DVD distributor Redbox has moved into the streaming media business. The first reaction by many is that the industry is too crowded with huge companies such as Amazon and Netflix. However, the Redbox customer base may be different enough from these others that its plans may work.
The company’s management announced:
Redbox, America’s destination for new-release home entertainment, today rolled out Redbox® On Demand. The new On Demand service, now in public beta, complements Redbox’s new-release offering at kiosks by delivering a broader selection of movies and TV shows via transactional video on demand (VOD) and electronic sell-through (EST).
In addition to renting and purchasing at kiosks, Redbox customers now have the option to rent or purchase for streaming. Purchased content can be downloaded, perfect for offline, on-the-go watching. As consumers continue cutting the cord and abandoning costly cable subscriptions, On Demand offers an à-la-carte solution with the instant gratification that today’s consumers also crave.

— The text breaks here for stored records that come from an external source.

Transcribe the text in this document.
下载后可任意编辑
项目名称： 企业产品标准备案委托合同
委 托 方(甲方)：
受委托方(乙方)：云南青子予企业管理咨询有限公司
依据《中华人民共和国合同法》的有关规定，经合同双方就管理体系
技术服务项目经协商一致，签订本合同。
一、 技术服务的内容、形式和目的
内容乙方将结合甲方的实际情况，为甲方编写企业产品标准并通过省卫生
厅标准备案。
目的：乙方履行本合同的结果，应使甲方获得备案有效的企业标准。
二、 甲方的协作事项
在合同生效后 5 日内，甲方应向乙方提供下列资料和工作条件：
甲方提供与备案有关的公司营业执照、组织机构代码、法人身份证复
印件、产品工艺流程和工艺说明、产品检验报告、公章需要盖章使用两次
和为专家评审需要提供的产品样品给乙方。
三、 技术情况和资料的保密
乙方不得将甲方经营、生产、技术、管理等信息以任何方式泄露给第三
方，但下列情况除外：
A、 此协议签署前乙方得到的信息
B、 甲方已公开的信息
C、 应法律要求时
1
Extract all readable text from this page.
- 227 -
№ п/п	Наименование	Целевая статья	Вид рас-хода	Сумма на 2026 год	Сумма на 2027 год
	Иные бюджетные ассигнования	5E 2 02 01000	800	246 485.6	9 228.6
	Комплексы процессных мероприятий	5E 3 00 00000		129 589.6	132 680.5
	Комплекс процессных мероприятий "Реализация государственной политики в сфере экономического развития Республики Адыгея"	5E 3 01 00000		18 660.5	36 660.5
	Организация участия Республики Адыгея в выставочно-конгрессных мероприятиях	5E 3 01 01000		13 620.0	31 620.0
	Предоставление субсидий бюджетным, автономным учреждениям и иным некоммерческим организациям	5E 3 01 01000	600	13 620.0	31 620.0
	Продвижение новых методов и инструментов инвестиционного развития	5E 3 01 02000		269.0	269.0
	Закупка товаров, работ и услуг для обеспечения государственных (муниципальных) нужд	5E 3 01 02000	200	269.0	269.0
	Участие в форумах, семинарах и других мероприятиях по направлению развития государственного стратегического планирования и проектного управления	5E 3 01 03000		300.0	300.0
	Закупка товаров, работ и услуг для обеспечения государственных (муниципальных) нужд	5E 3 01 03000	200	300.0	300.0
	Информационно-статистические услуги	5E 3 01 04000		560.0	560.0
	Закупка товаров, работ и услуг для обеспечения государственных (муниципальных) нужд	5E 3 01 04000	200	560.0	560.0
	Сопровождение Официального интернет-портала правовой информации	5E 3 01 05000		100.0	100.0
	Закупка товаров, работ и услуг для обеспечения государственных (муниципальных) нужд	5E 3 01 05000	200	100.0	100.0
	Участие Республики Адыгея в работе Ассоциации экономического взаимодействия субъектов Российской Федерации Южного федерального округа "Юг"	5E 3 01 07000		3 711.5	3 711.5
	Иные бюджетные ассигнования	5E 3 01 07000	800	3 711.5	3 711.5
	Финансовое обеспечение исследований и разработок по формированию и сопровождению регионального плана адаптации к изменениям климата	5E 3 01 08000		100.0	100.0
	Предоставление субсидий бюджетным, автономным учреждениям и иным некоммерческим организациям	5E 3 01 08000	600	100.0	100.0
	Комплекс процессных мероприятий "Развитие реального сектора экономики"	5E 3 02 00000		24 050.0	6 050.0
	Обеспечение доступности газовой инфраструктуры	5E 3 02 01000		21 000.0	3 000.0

The Redbox target has been entirely people who go to its more than 40,000 kiosks to rent DVDs and games. These people are clearly late to the rotation of people who have abandoned DVDs for streams. These “late movers” may be a universe that has not been captured by Amazon or Netflix. If they had quit the Redbox model, its kiosks would have very little business.
So, the open question for Redbox is whether there are millions of people who never adopted streaming at all or see it as a major alternative to streaming. Are those people ready to move into the “stream only” or “stream mostly” category. If so, Redbox will have a successful business. Getting into a business late is not always a failing strategy if it involves customers who waited to the late innings to change the way they consume premium content.